[PyPI] Elevated 5xx error rates.

Incident Report for Python Infrastructure

Postmortem

From approximately 19:05 UTC until 23:35 UTC on July 20, 2014 PyPI experienced an elevated baseline of HTTP 503 errors delivered to users. Additionally, latency for the PyPI service was dramatically higher across the board.

Unfortunately, we were unable to identify anything with the PyPI infrastructure which was strictly to blame.

Our current working theory---which we will attempt to validate---is based around increased network latency between either:

Our CDN provider's internal network from Points-of-Presence to the cluster which shields our backend infrastructure
The network between our CDN provider's cluster which shields our backend and our infrastructure.
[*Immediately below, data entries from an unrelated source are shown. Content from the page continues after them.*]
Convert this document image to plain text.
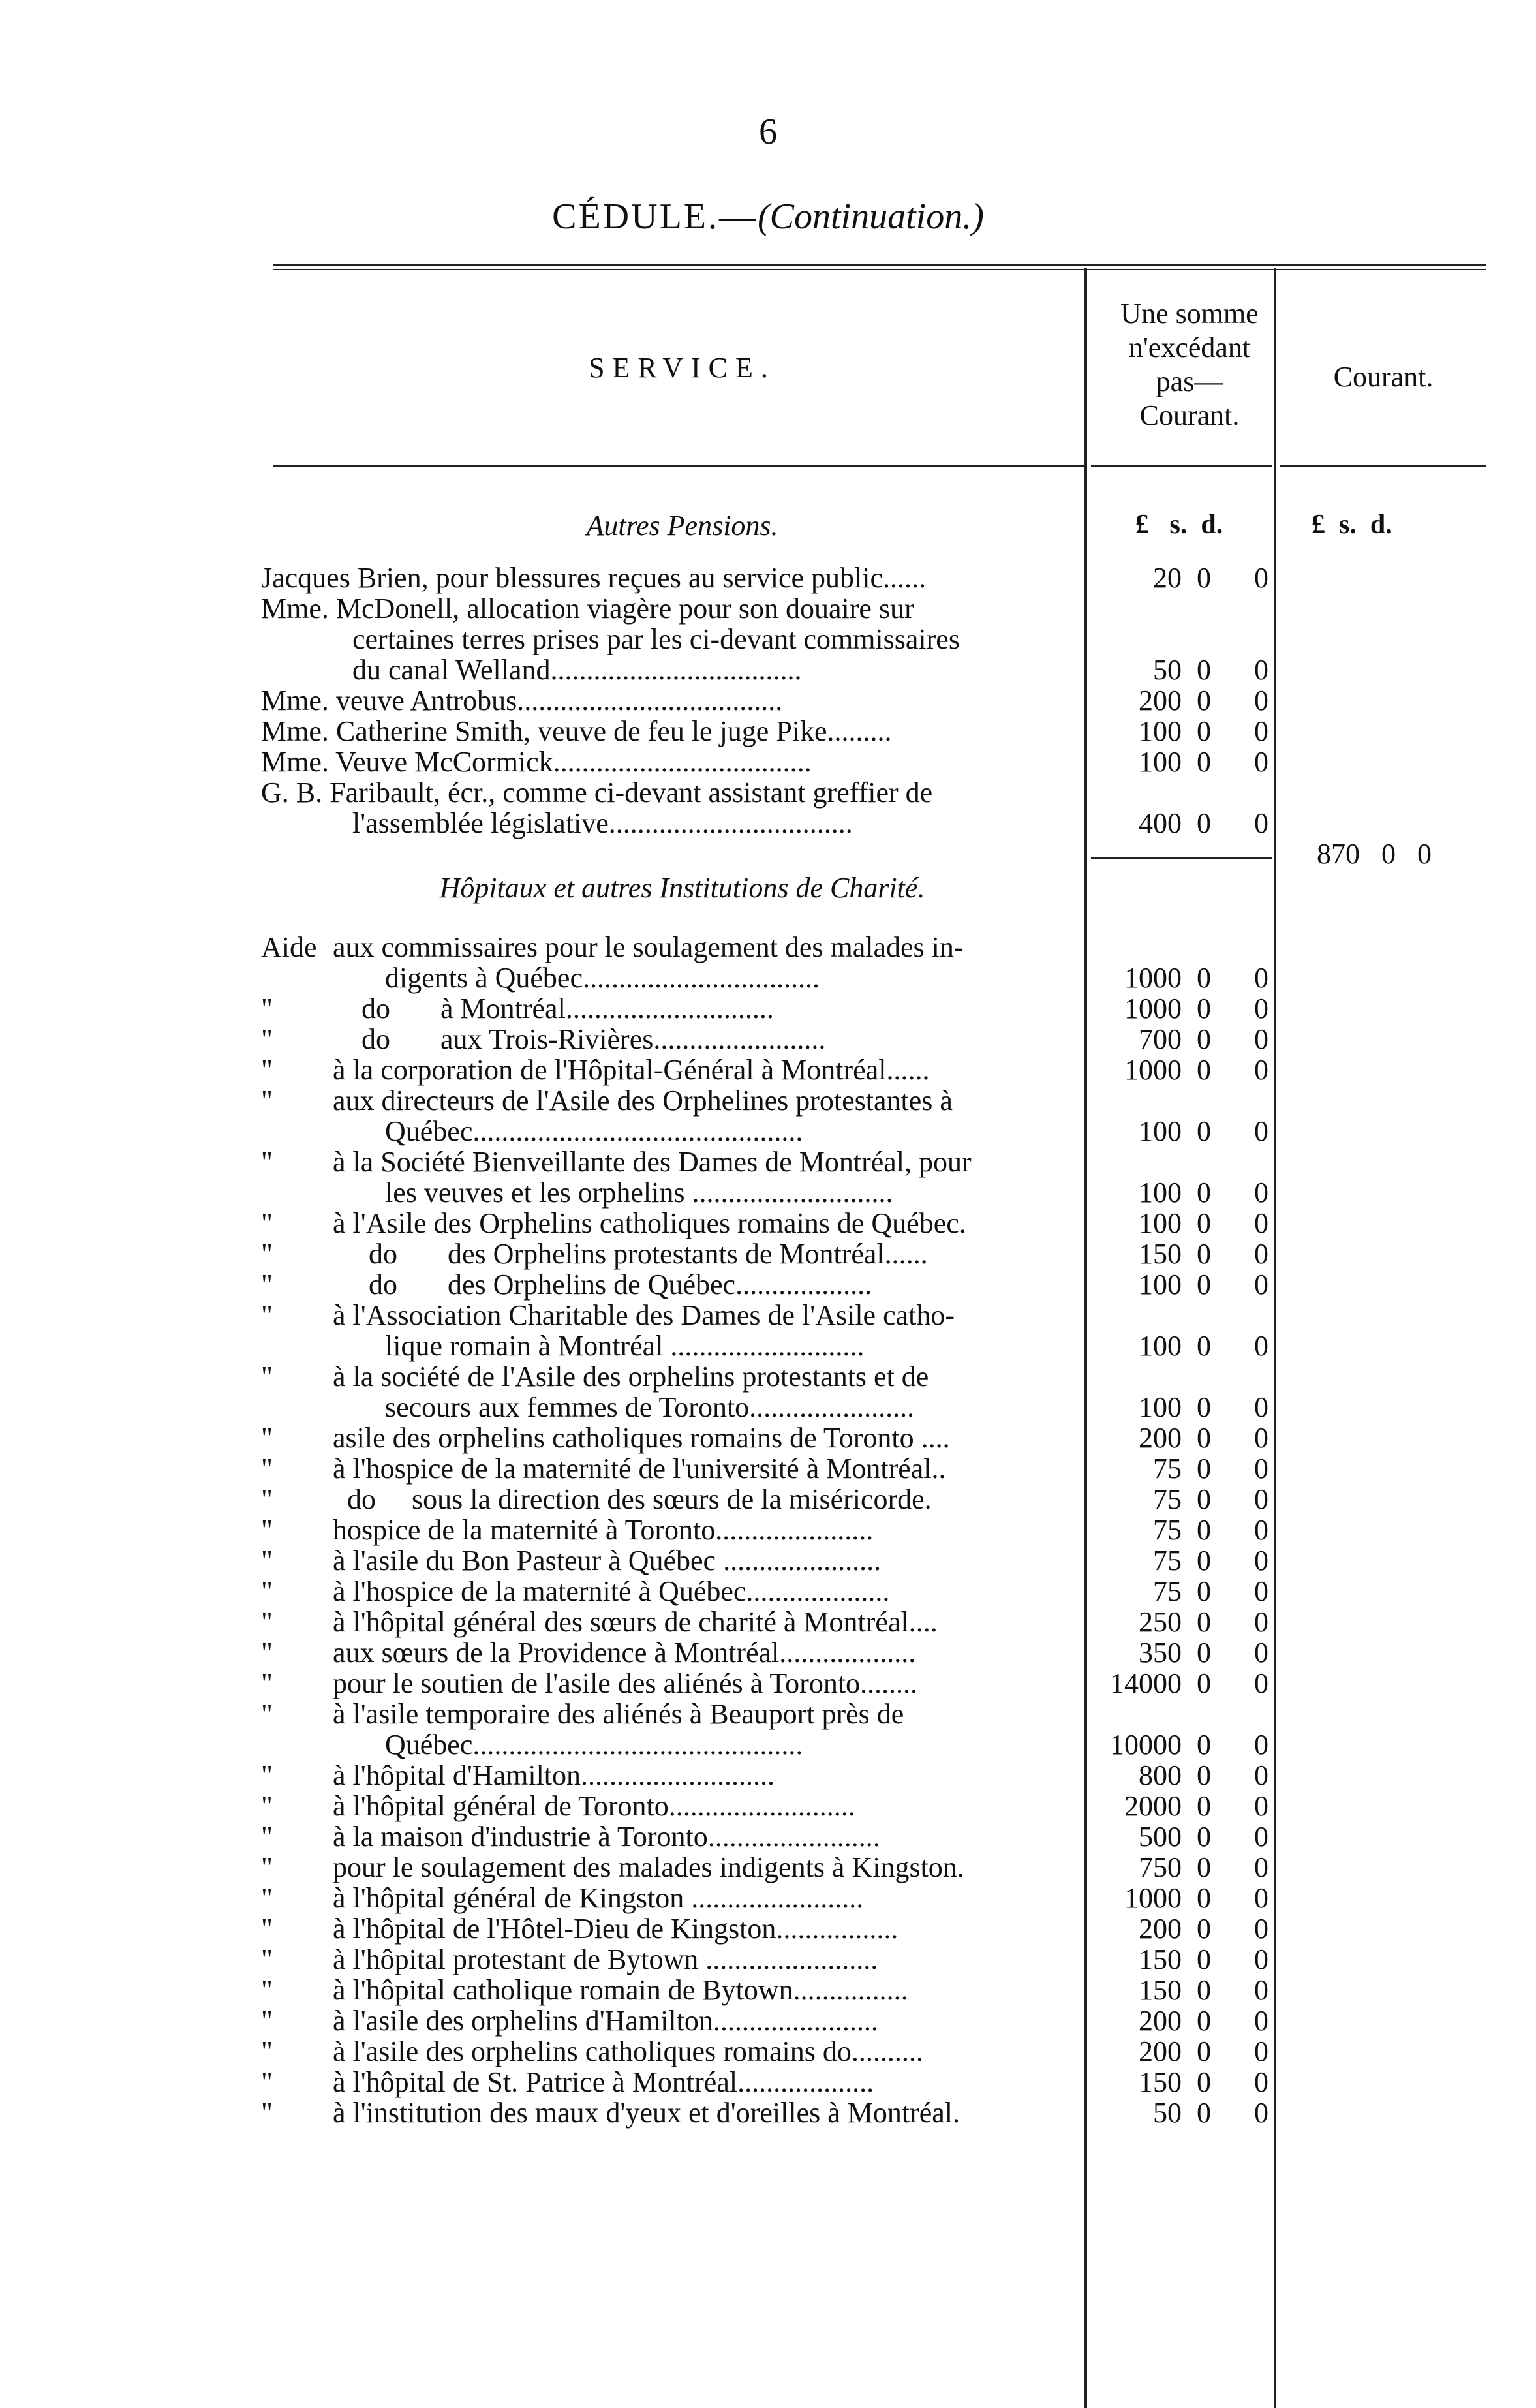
6
CÉDULE.—(Continuation.)
SERVICE.
Une somme
n'excédant
pas—
Courant.
Courant.
Autres Pensions.	£   s.  d.	£  s.  d.
Jacques Brien, pour blessures reçues au service public......	20 0 0
Mme. McDonell, allocation viagère pour son douaire sur
certaines terres prises par les ci-devant commissaires
du canal Welland...................................	50 0 0
Mme. veuve Antrobus.....................................	200 0 0
Mme. Catherine Smith, veuve de feu le juge Pike.........	100 0 0
Mme. Veuve McCormick....................................	100 0 0
G. B. Faribault, écr., comme ci-devant assistant greffier de
l'assemblée législative..................................	400 0 0
870   0   0
Hôpitaux et autres Institutions de Charité.
Aide aux commissaires pour le soulagement des malades in-
digents à Québec.................................	1000 0 0
"    do       à Montréal.............................	1000 0 0
"    do       aux Trois-Rivières........................	700 0 0
" à la corporation de l'Hôpital-Général à Montréal......	1000 0 0
" aux directeurs de l'Asile des Orphelines protestantes à
Québec..............................................	100 0 0
" à la Société Bienveillante des Dames de Montréal, pour
les veuves et les orphelins ............................	100 0 0
" à l'Asile des Orphelins catholiques romains de Québec.	100 0 0
"     do       des Orphelins protestants de Montréal......	150 0 0
"     do       des Orphelins de Québec...................	100 0 0
" à l'Association Charitable des Dames de l'Asile catho-
lique romain à Montréal ...........................	100 0 0
" à la société de l'Asile des orphelins protestants et de
secours aux femmes de Toronto.......................	100 0 0
" asile des orphelins catholiques romains de Toronto ....	200 0 0
" à l'hospice de la maternité de l'université à Montréal..	75 0 0
"  do     sous la direction des sœurs de la miséricorde.	75 0 0
" hospice de la maternité à Toronto......................	75 0 0
" à l'asile du Bon Pasteur à Québec ......................	75 0 0
" à l'hospice de la maternité à Québec....................	75 0 0
" à l'hôpital général des sœurs de charité à Montréal....	250 0 0
" aux sœurs de la Providence à Montréal...................	350 0 0
" pour le soutien de l'asile des aliénés à Toronto........	14000 0 0
" à l'asile temporaire des aliénés à Beauport près de
Québec..............................................	10000 0 0
" à l'hôpital d'Hamilton...........................	800 0 0
" à l'hôpital général de Toronto..........................	2000 0 0
" à la maison d'industrie à Toronto........................	500 0 0
" pour le soulagement des malades indigents à Kingston.	750 0 0
" à l'hôpital général de Kingston ........................	1000 0 0
" à l'hôpital de l'Hôtel-Dieu de Kingston.................	200 0 0
" à l'hôpital protestant de Bytown ........................	150 0 0
" à l'hôpital catholique romain de Bytown................	150 0 0
" à l'asile des orphelins d'Hamilton.......................	200 0 0
" à l'asile des orphelins catholiques romains do..........	200 0 0
" à l'hôpital de St. Patrice à Montréal...................	150 0 0
" à l'institution des maux d'yeux et d'oreilles à Montréal.	50 0 0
When latency or packet loss increases on either of these networks, it will ultimately lead to timeouts which generate HTTP 503 errors for end users.

It is very difficult to express how unfun the above hand-wavy explanation is to convey. In the future, we will be investigating better ways of obtaining and tracking performance metrics for these networks by working with both our hosting provider as well as CDN provider where possible.
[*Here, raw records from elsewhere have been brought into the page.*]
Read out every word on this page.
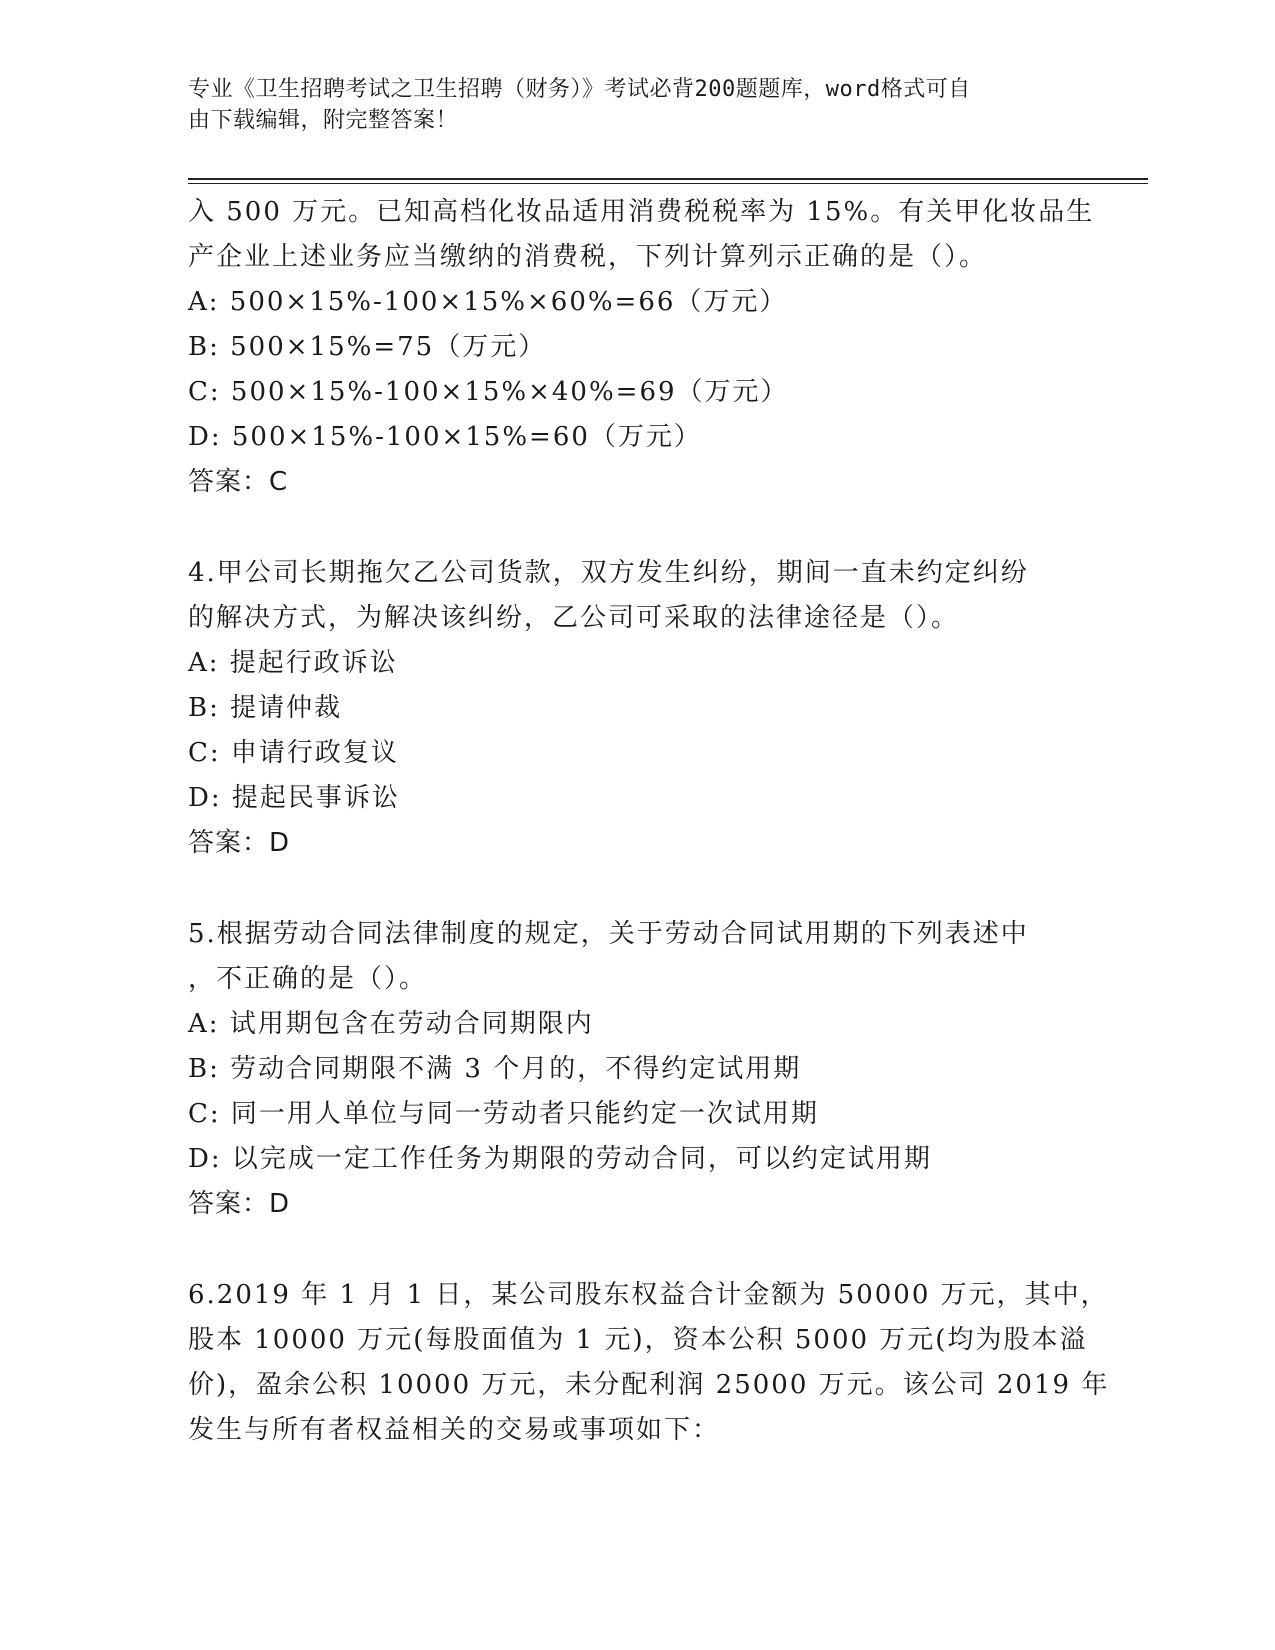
专业《卫生招聘考试之卫生招聘（财务）》考试必背200题题库，word格式可自
由下载编辑，附完整答案！
入 500 万元。已知高档化妆品适用消费税税率为 15%。有关甲化妆品生
产企业上述业务应当缴纳的消费税，下列计算列示正确的是（）。
A: 500×15%-100×15%×60%=66（万元）
B: 500×15%=75（万元）
C: 500×15%-100×15%×40%=69（万元）
D: 500×15%-100×15%=60（万元）
答案：C
4.甲公司长期拖欠乙公司货款，双方发生纠纷，期间一直未约定纠纷
的解决方式，为解决该纠纷，乙公司可采取的法律途径是（）。
A: 提起行政诉讼
B: 提请仲裁
C: 申请行政复议
D: 提起民事诉讼
答案：D
5.根据劳动合同法律制度的规定，关于劳动合同试用期的下列表述中
，不正确的是（）。
A: 试用期包含在劳动合同期限内
B: 劳动合同期限不满 3 个月的，不得约定试用期
C: 同一用人单位与同一劳动者只能约定一次试用期
D: 以完成一定工作任务为期限的劳动合同，可以约定试用期
答案：D
6.2019 年 1 月 1 日，某公司股东权益合计金额为 50000 万元，其中，
股本 10000 万元(每股面值为 1 元)，资本公积 5000 万元(均为股本溢
价)，盈余公积 10000 万元，未分配利润 25000 万元。该公司 2019 年
发生与所有者权益相关的交易或事项如下：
On a much brighter note during the prolonged investigation, we found and resolved a long standing performance issue in PyPI's XMLRPC interface. This fix should garner performance increases across the board for mirroring infrastructure which utilizes PyPI's serial log of changes.
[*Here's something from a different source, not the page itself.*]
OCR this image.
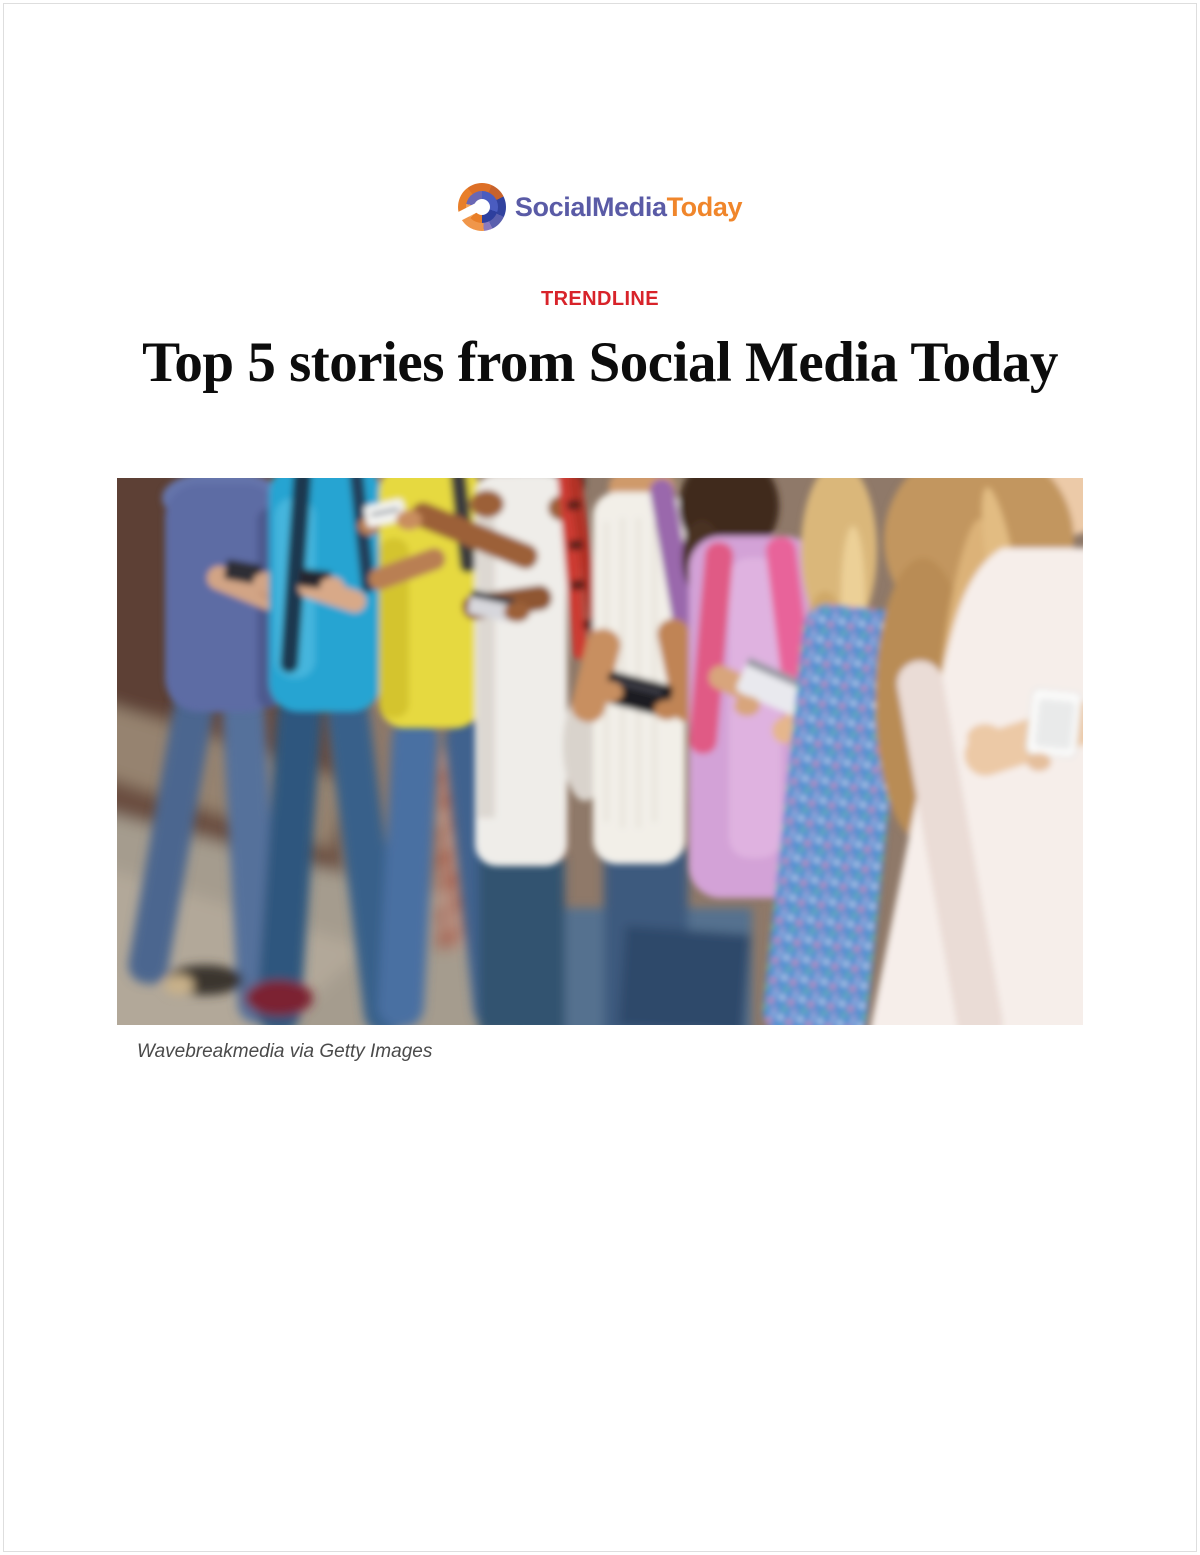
SocialMediaToday
TRENDLINE
Top 5 stories from Social Media Today
Wavebreakmedia via Getty Images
Additionally, we attempted to mitigate the incident by scaling up the backend web cluster. The additional infrastructure will increase the overall reliability of PyPI's backend and it appears will further increase performance for all end users of PyPI.

Posted Jul 21, 2014 - 02:21 UTC

Resolved

PyPI is stable and performing at baseline again. The added capacity at the web application layer appears to have been unnecessary. We are working to determine the root cause of this incident. Any further details will be added via a Postmortem.

Posted Jul 21, 2014 - 00:06 UTC

Monitoring

PyPI's application server tier has been scaled up to meet rising demand. We are monitoring to verify resolution.

Posted Jul 20, 2014 - 20:45 UTC

Identified

PyPI's backend web servers appear to be overloaded due to an overzealous mirroring client. We will work to mitigate the 5xx errors while we add additional application server capacity.

Posted Jul 20, 2014 - 20:16 UTC

Investigating

PyPI is experiencing elevated rates of 503 and 502 errors.

Posted Jul 20, 2014 - 20:05 UTC